— Ты поймешь, когда вырастешь. У людей чего только не бывает. У него короткие волосы, он носит мужскую одежду, но таких называют трансвеститами. Взгляни на пышный зад и округлую грудь. Когда мужчина и женщина живут вместе, у них рождаются дети, таков закон инь и янь. У этих все по-другому. Откуда взяться плоду, если не было семечка! Старуха все знает, но молчит, потому что сдает им комнату втридорога. И может повышать цену, не стесняясь, эти двое возражать не станут. Ведьме известно их слабое место.
— Хотите сказать, две женщины живут как парочка? Разве так бывает?
— Это их секрет.
Внезапно господин Йи понизил голос и приблизил губы к моему уху. Я фыркнула и поежилась — теплое дыхание щекотало мне кожу.

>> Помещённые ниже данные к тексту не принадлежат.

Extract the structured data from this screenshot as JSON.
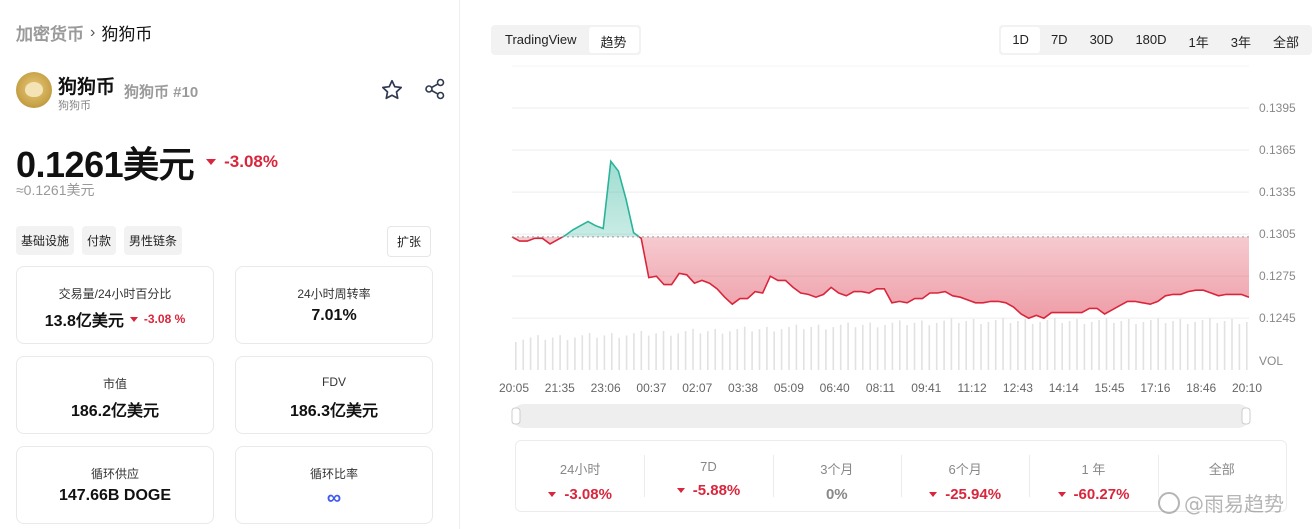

— Его можно назвать мужчиной, только родился он без «этой штуки». Создатель ошибся. То есть… Знаешь, Уми, у меня появилась отличная мысль. Ты должна написать свою историю девочки — главы семейства для какой-нибудь газеты. Если рассказ выйдет печальным и выжмет слезы и сопли из читателей, люди, которые любят, чтобы о них говорили, станут драться за право помочь тебе, вас с Уилем возьмут в хорошую семью, и все изменится. Будешь жить, как принцесса, просыпаться каждое утро в удобной кровати, сможешь есть все, что захочешь, а красивых вещей тебе подарят не меньше, чем пинков вороватому псу.
Такие речи меня смущали, и я в ответ криво ухмылялась.
Появилась машина дезинфекторов — и с оглушительным шумом объехала весь квартал, распыляя белый порошок по стенам, крышам и улицам. Казалось, случилось что-то серьезное. Старуха домовладелица кинулась накрывать закопанные в землю кувшины, а мы с Уилем выбежали на улицу и вместе с другими ребятишками понеслись следом за грузовичком, то и дело заскакивая в тянувшийся за ним шлейф белого порошка. Над землей он плавал белым облачком.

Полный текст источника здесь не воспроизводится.